Why would we want that to end? At the time it made so much sense, I’d said yes.
Then the kiss. Then it was an Uber on our way to the Chapel of Love.
“Mine,” I answered, feeling some need to protect that memory. Yes, it was her idea, but I’d executed it. “It was my idea.”
“Oh. Well, okay,” she said softly, then looked down at her hands like she wasn’t sure what to do with them. An uncertain little pixie fairy. “I’m going to head for bed. Towels are in the linen closet next to the bathroom if you want to take a shower. The hot water takes a minute.”
“Okay, thanks. I think I’ll just stay up a little longer and stare at the ocean.”
“Hey, don’t be nervous about tomorrow.”
“Why would I be nervous about tomorrow?”
“I don’t know. An interview with a woman who is trying to poke holes in the very flimsy lie we’ve told?”
“She doesn’t scare me.”
“Lucky,” she said. “She terrifies me.”
“I’ll protect you,” I said.
“It’s so sweet that you think you can.” She hopped off the counter, and then to my surprise, she pressed a kiss to my cheek.
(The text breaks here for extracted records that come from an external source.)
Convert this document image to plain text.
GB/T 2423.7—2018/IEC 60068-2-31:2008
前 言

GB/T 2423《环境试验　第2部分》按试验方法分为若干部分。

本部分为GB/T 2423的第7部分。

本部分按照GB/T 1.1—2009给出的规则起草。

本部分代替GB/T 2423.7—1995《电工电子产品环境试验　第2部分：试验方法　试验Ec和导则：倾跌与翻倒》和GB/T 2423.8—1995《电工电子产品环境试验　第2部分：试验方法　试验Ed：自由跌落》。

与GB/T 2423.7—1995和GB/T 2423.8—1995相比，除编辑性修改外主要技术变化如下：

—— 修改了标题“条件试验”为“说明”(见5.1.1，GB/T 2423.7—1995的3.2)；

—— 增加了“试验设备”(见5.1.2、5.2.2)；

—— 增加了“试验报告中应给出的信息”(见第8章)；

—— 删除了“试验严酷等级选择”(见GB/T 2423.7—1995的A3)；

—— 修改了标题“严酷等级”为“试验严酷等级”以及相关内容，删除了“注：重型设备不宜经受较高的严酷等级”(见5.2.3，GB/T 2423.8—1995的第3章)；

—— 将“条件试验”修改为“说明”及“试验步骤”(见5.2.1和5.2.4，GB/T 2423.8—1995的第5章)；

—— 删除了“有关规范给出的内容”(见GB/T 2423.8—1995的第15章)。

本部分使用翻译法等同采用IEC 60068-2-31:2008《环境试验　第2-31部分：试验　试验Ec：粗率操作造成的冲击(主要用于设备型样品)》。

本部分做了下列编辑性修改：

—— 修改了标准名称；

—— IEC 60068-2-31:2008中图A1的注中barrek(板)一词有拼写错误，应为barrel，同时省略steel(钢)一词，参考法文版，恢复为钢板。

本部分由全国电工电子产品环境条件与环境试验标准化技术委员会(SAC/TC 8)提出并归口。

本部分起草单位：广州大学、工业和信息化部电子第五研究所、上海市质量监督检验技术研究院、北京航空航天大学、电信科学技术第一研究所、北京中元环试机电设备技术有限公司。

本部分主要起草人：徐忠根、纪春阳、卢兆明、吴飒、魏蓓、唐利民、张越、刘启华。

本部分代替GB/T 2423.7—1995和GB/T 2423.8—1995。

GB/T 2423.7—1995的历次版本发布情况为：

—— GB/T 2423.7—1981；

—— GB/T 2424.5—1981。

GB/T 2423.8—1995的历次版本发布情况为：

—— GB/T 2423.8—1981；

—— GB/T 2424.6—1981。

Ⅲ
My hands flexed, itching to come up and cup her waist, hold her close. I wished I could turn my head, meet her lips with my own. Taste her again, see if she was as sweet as she’d been last night. Instead, I just stood there and took the kiss.
“Goodnight, Wyatt.”
“Goodnight, Syd.”
I watched her leave the kitchen. Heard her bedroom door close, and sighed.
Yeah, if I’d had just one or two fewer drinks, I wouldn’t be here in Sydney Malloy’s Malibu beach house. Sleeping in her guest room. Belly full of the pasta she made me. Her lips imprinted on my cheek.
Maybe things work out the way they do for a reason.